I think I'll just put a post on the thread for now to say that we are currently having a think    

Jayne x


----------



## Jayne (Jan 26, 2003)

The thing is also, if you charter members are concerned about donations going to assisted conception as opposed to infertility support, then what about the single ladies we have on the site who are ttc using a donor.  

We must be careful not to say that sexuality is the issue here.  If we say that all these women need to do is go sleep with a man to become pg, then that's dangerous ground, because ultimately a heterosexual woman who has no fertility problems, but whose partner has azoospermia (with sperm not even retrievable on an SSR) most likely only needs to go have sex at the right time of the month with a male who has a full healthy sperm count to conceive.  So are we saying that those heterosexual women on the site who are using donor sperm are having assisted conception or infertility support?  

It's a complicated issue to be politically correct with.  Possibly one reason why I suggested initially just leaving the thread as it is for now and seeing how it goes    Easy option, but not necessarily the best.  

Obviously needs more thought and not sure there is a perfect answer, but hopefully we can get something that is a happy medium for all.  

Jayne x


----------



## Anthony Reid (Jan 1, 2002)

Any further thoughts on this?

Tony,
x


----------



## Jayne (Jan 26, 2003)

I honestly don't know what to suggest for the best on this one, but I think it is a question we will be asked again soon, and we need to have some sort of answer.  

I don't see the harm in creating a lesbian/gay board.  I don't think it would become over run, but if it did, then it's a separate board anyway, and people can choose not to read it if they don't like it.  

Personally though, I don't think there's a need for this at the moment.  Not really sure why they need to be more visible anyway.  I don't feel their need is any greater than anyone elses, and surely anyone visiting the site who is lesbian and using donor sperm would find the thread now easily enough.  It wasn't so easy to find something a while ago as it wasn't there, but new members will see it now.  

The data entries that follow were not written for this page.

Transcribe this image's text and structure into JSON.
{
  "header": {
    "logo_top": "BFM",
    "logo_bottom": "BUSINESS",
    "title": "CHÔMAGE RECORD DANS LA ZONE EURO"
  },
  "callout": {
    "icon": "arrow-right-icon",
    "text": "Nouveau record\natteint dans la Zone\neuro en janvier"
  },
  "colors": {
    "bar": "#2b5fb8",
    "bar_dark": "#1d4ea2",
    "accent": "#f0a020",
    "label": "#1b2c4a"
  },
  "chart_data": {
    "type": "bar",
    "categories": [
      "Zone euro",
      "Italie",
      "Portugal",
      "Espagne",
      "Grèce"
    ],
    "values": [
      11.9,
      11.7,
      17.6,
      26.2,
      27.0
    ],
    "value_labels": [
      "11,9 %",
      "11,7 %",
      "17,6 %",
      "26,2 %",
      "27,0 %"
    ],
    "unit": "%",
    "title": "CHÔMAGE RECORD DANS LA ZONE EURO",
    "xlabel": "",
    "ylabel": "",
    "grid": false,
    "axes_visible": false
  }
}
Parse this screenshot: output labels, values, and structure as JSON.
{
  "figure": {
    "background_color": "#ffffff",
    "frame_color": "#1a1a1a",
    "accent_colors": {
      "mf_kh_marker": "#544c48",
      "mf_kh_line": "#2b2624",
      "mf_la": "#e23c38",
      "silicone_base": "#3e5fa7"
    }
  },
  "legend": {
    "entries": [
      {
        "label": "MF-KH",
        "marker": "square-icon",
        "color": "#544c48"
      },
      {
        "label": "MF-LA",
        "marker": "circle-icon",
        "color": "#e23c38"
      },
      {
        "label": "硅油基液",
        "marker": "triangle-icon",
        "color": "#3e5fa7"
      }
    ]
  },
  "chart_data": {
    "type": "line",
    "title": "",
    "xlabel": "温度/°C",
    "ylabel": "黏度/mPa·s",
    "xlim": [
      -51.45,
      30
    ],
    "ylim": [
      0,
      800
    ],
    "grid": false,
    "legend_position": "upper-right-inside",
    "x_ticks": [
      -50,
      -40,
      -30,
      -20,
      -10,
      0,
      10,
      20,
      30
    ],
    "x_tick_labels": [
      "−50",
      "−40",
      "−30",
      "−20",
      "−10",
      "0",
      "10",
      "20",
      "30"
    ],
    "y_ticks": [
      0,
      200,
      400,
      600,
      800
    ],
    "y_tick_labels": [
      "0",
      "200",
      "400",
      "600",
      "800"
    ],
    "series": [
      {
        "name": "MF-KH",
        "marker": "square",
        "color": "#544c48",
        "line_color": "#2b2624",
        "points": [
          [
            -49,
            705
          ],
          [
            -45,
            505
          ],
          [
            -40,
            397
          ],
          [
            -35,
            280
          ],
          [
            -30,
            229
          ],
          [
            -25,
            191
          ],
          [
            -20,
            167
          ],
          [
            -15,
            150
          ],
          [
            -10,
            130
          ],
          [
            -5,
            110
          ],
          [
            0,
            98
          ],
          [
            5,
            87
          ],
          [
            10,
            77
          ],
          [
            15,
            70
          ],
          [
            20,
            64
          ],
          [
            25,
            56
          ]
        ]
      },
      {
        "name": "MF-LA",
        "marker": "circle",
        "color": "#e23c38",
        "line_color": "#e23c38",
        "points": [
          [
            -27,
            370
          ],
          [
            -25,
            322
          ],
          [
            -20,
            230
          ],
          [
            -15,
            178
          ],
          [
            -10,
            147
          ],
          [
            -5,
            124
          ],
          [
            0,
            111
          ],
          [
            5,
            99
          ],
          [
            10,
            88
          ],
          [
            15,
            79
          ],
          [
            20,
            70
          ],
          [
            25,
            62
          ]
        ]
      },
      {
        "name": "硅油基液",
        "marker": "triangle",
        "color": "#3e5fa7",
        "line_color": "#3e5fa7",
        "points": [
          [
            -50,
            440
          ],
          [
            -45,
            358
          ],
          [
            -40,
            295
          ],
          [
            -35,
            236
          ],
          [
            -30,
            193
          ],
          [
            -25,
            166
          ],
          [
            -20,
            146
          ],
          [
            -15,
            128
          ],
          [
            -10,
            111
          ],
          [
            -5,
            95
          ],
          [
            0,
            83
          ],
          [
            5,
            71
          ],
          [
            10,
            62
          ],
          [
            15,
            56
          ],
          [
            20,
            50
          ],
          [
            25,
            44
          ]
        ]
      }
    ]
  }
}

Maybe I could just reply to Mabel's IM and say that we feel the thread is now visible on the donor board and that members will see it when they come to the site as they would naturally be drawn to the donor thread, and for the time being feel that the thread sits well within the donor board so will be leaving things as they are.  (Will word that a bit better though if we decide to go with that).  

Jayne x


----------